First of all, she’d have had the chance to meet with supporting and non-judgemental professionals who would have explored her feelings about gender with her, without trying to push her one way or the other. They’d have taken a full and detailed look at what was going on in her life generally; at how her family life, her school life, and her social life were going, and whether there were problems there. They’d assess her for signs of mental health problems such as depression or anxiety, and, if such were found, treat them appropriately. They’d have provided support for her and her family, as well as pointing her in the direction of other resources that could help.

They’d have discussed whether or not she wanted to try any parts of what’s known as ‘social transitioning’ – living as one gender without making any physical changes. For example, she might want to try having clothes, haircuts or toys that were traditionally viewed as ‘for boys’, or maybe even move on to being called by a boy’s name and/or referred to as ‘he’ instead of ‘she’. If so, there would have been some careful discussion of what implications this might have in terms of how other people would react and treat her, and it would also have been made clear to her that this was an experiment, not the start of an irreversible journey; if she tried these changes and found that they made her more uncomfortable rather than less, it would be absolutely fine for her to reverse them at any point. She might have been offered the option of trying these changes only on holiday, where it would be easy for her to stop them without pushback from people who knew her. Of course, on discussion it might have emerged that she didn’t feel comfortable with trying any of these changes; that would also have been fine. The goal over this time would be to help her explore her feelings about her gender in ways that would be fully reversible should those feelings change.

It’s not clear from her comment when her beliefs about having the wrong-gender body faded, although clearly it was at some point between age 5 and when she hit puberty. If those feelings did persist over the next few years, the clinic would have been particularly on the lookout for how she reacted to the run-up to/early stages of puberty. This is because, in the Steensma et al study I linked to above, this showed up as the stage that differentiated persisters (those children whose gender dysphoria feelings continued) from desisters (those children who grew out of them).

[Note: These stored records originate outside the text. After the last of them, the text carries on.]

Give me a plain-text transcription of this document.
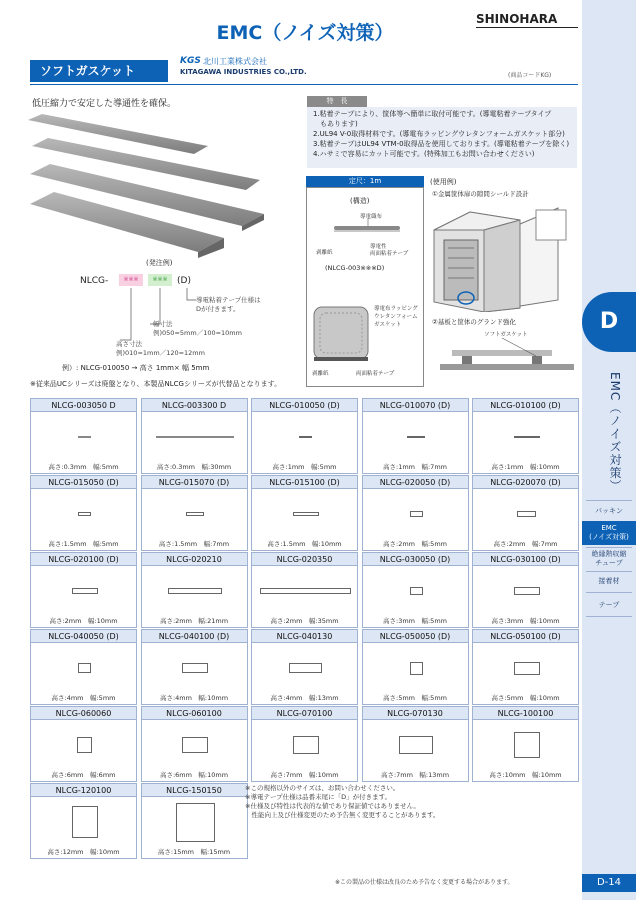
D
EMC（ノイズ対策）
パッキン
EMC
(ノイズ対策)
絶縁熱収縮
チューブ
接着材
テープ
D-14
EMC（ノイズ対策）
SHINOHARA
ソフトガスケット
KGS 北川工業株式会社
KITAGAWA INDUSTRIES CO.,LTD.	(商品コードKG)
低圧縮力で安定した導通性を確保。	特　長
1.粘着テープにより、筐体等へ簡単に取付可能です。(導電粘着テープタイプ
　もあります)
2.UL94 V-0取得材料です。(導電布ラッピングウレタンフォームガスケット部分)
3.粘着テープはUL94 VTM-0取得品を使用しております。(導電粘着テープを除く)
4.ハサミで容易にカット可能です。(特殊加工もお問い合わせください)
(発注例)
NLCG-	※※※	※※※	(D)
導電粘着テープ仕様は
Dが付きます。
幅寸法
例)050=5mm／100=10mm
高さ寸法
例)010=1mm／120=12mm
例）: NLCG-010050 → 高さ 1mm× 幅 5mm
※従来品UCシリーズは廃盤となり、本製品NLCGシリーズが代替品となります。
定尺：1m
(構造)
導電織布
剥離紙
導電性
両面粘着テープ
(NLCG-003※※※D)
導電布ラッピング
ウレタンフォーム
ガスケット
剥離紙	両面粘着テープ
(使用例)
①金属筐体扉の隙間シールド設計
②基板と筐体のグランド強化
ソフトガスケット
NLCG-003050 D
高さ:0.3mm　幅:5mm
NLCG-003300 D
高さ:0.3mm　幅:30mm
NLCG-010050 (D)
高さ:1mm　幅:5mm
NLCG-010070 (D)
高さ:1mm　幅:7mm
NLCG-010100 (D)
高さ:1mm　幅:10mm
NLCG-015050 (D)
高さ:1.5mm　幅:5mm
NLCG-015070 (D)
高さ:1.5mm　幅:7mm
NLCG-015100 (D)
高さ:1.5mm　幅:10mm
NLCG-020050 (D)
高さ:2mm　幅:5mm
NLCG-020070 (D)
高さ:2mm　幅:7mm
NLCG-020100 (D)
高さ:2mm　幅:10mm
NLCG-020210
高さ:2mm　幅:21mm
NLCG-020350
高さ:2mm　幅:35mm
NLCG-030050 (D)
高さ:3mm　幅:5mm
NLCG-030100 (D)
高さ:3mm　幅:10mm
NLCG-040050 (D)
高さ:4mm　幅:5mm
NLCG-040100 (D)
高さ:4mm　幅:10mm
NLCG-040130
高さ:4mm　幅:13mm
NLCG-050050 (D)
高さ:5mm　幅:5mm
NLCG-050100 (D)
高さ:5mm　幅:10mm
NLCG-060060
高さ:6mm　幅:6mm
NLCG-060100
高さ:6mm　幅:10mm
NLCG-070100
高さ:7mm　幅:10mm
NLCG-070130
高さ:7mm　幅:13mm
NLCG-100100
高さ:10mm　幅:10mm
NLCG-120100
高さ:12mm　幅:10mm
NLCG-150150
高さ:15mm　幅:15mm
※この規格以外のサイズは、お問い合わせください。
※導電テープ仕様は品番末尾に「D」が付きます。
※仕様及び特性は代表的な値であり保証値ではありません。
　性能向上及び仕様変更のため予告無く変更することがあります。
※この製品の仕様は改良のため予告なく変更する場合があります。
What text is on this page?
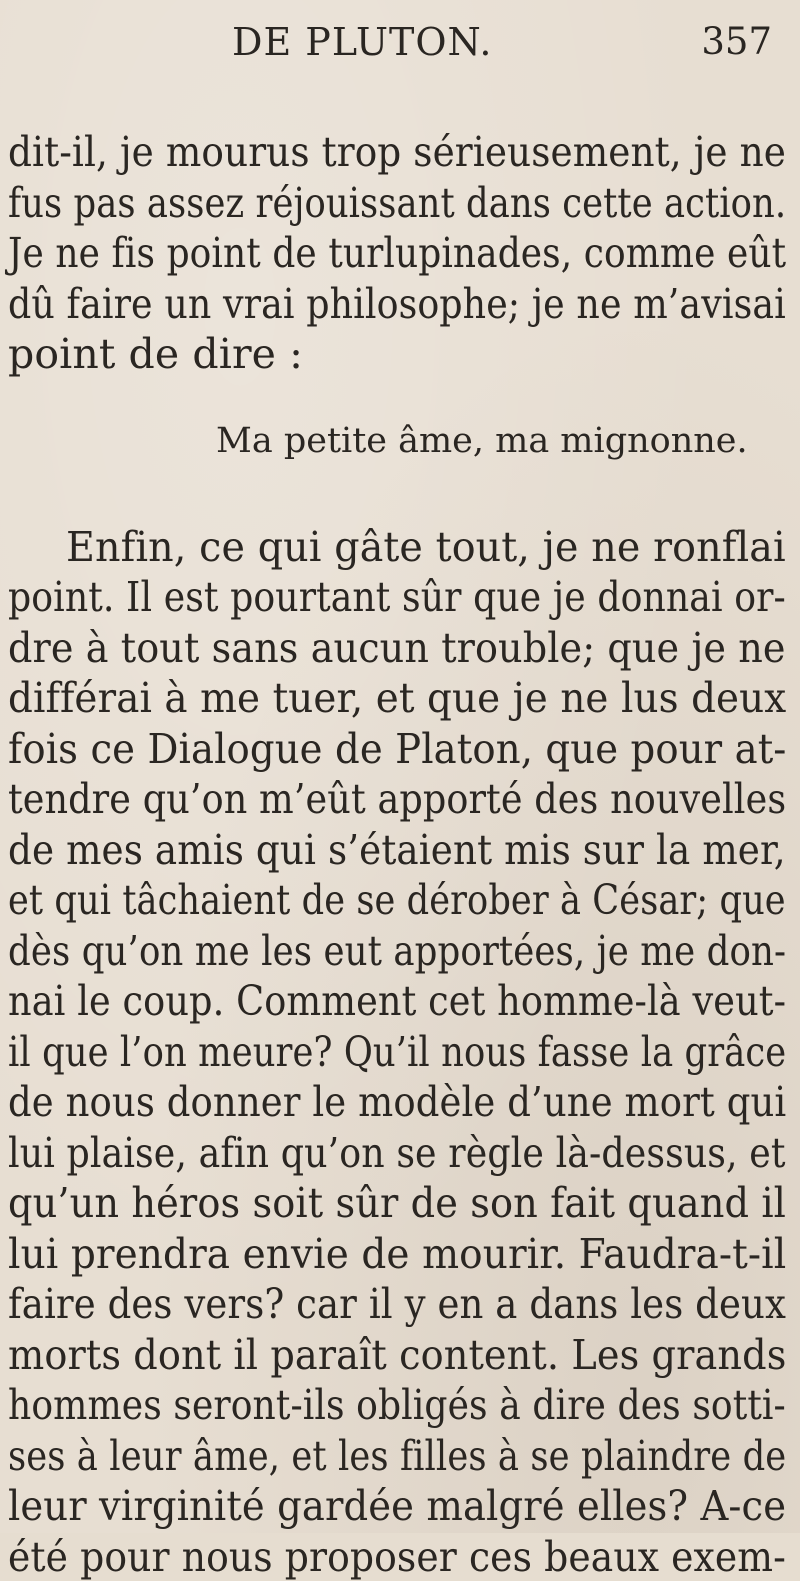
DE PLUTON.	357
dit-il, je mourus trop sérieusement, je ne
fus pas assez réjouissant dans cette action.
Je ne fis point de turlupinades, comme eût
dû faire un vrai philosophe; je ne m’avisai
point de dire :
Ma petite âme, ma mignonne.
Enfin, ce qui gâte tout, je ne ronflai
point. Il est pourtant sûr que je donnai or-
dre à tout sans aucun trouble; que je ne
différai à me tuer, et que je ne lus deux
fois ce Dialogue de Platon, que pour at-
tendre qu’on m’eût apporté des nouvelles
de mes amis qui s’étaient mis sur la mer,
et qui tâchaient de se dérober à César; que
dès qu’on me les eut apportées, je me don-
nai le coup. Comment cet homme-là veut-
il que l’on meure? Qu’il nous fasse la grâce
de nous donner le modèle d’une mort qui
lui plaise, afin qu’on se règle là-dessus, et
qu’un héros soit sûr de son fait quand il
lui prendra envie de mourir. Faudra-t-il
faire des vers? car il y en a dans les deux
morts dont il paraît content. Les grands
hommes seront-ils obligés à dire des sotti-
ses à leur âme, et les filles à se plaindre de
leur virginité gardée malgré elles? A-ce
été pour nous proposer ces beaux exem-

Desisters reported that, during this stage, they found themselves coming more to terms with their bodies, and that pubertal changes were, overall, a positive factor that helped reconcile them with the idea of being their birth gender. Persisters reported the exact opposite; their feelings of gender dysphoria became much stronger, and pubertal changes were extremely distressing for them.

This woman, of course, was clearly a desister. From her wording (‘By the time I was an adolescent, these feelings had disappeared’), it sounds as though, in her case, the initial feelings of gender dysphoria faded before she reached puberty. When that happened, her family would have been able simply to discharge her from the clinic.

That’s it. That’s what would have happened. That’s what happens to children today who are referred to gender identity clinics with feelings that turn out to be temporary; they get to talk those feelings over with supportive and non-judgemental medical professionals who also do their best to find out about any other problems in the child’s life that may need help, they’re supported in reversible ways of experimenting with gender identity if and only if they so wish, and they can stop follow-up whenever they feel the feelings have faded.

All this business about letting children wait a bit longer/not rushing them into transitioning/being aware they might feel differently as they get older? These are not mysterious extraordinary concepts that have somehow never occurred to the doctors who work in this field. These are fundamental principles of good care for children with gender dysphoria. This is what is already happening for children with gender dysphoria. So, when next you hear someone raising concern about how young children with gender dysphoria should be allowed to just wait a little longer, or whatever the concerned phrase is… then be aware that this is exactly what’s already happening.